La Cour constitutionnelle italienne a jugé mercredi que l'interdiction de la fécondation assistée par donneur (don d'ovocyte ou de spermatozoïdes) était contraire à la loi, a annoncé à l'AFP l'avocate d'une partie civile.

"Nous sommes ravis. C'est une victoire fruit d'années de campagne car le système existant créait une discrimination entre les couples ayant le même problème", a déclaré Me Maria Paola Costantini, avocate de l'association de consommateurs Cittadinanzattiva.

Les couples italiens qui en avaient les moyens devaient se rendre jusqu'à présent à l'étranger pour procéder à la fécondation assistée par donneur, tandis que les autres devaient se résigner à ne pas avoir d'enfant.

"Une estimation par défaut est que 4.000 couples italiens sont partis à l'étranger en 2012 à la recherche d'un donneur. On a une idée plus précise si l'on considère que 62% des couples à la recherche d'un donneur en Espagne sont des Italiens", a ajouté Me Costantini.

L'interdiction de la fécondation assistée par donneur était contenue dans une loi, connue en Italie comme la "loi 40", et adoptée en 2004 sous le gouvernement de droite de Silvio Berlusconi. Cette loi sur la fécondation assistée, très restrictive, avait été fermement soutenue par l'Eglise catholique qui avait milité l'année d'après, en 2005, contre un référendum dont l'objectif était de l'abolir.

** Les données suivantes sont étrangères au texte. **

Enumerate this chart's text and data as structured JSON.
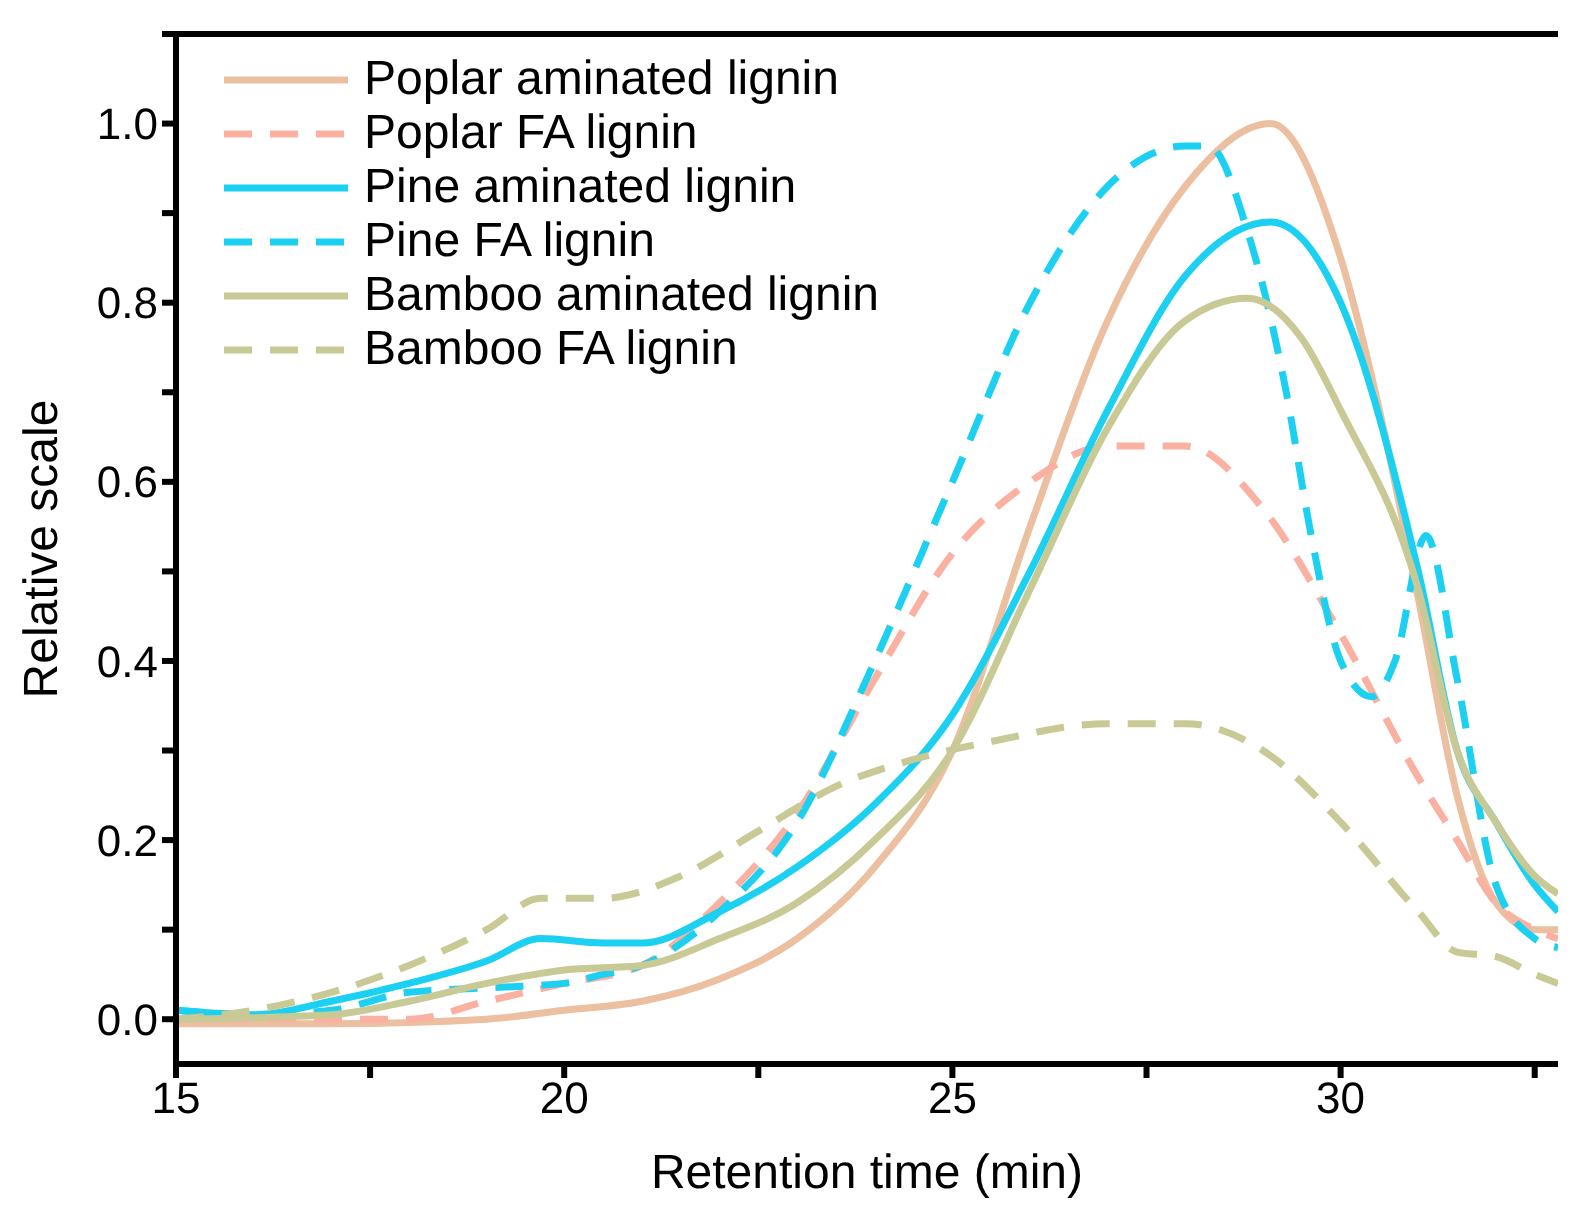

La loi reposait sur plusieurs piliers qui ont été démontés par les différentes autorités judiciaires nationales et européennes.

L'interdiction du diagnostic préimplantatoire a été ainsi levée en 2008 par un tribunal administratif de la région du Latium.

Ce qui reste en vigueur actuellement de cette loi est l'interdiction de la fécondation assistée par donneur pour les familles mono-parentales et les couples du même sexe.

Comme il était prévisible, la droite, à de rares exceptions près, a déploré cette décision judiciaire, et la gauche s'en est félicitée. La ministre de la Santé, Beatrice Lorenzin (droite), a estimé que la décision est "complexe" et que le Parlement devra intervenir dans ce domaine pour réécrire la loi.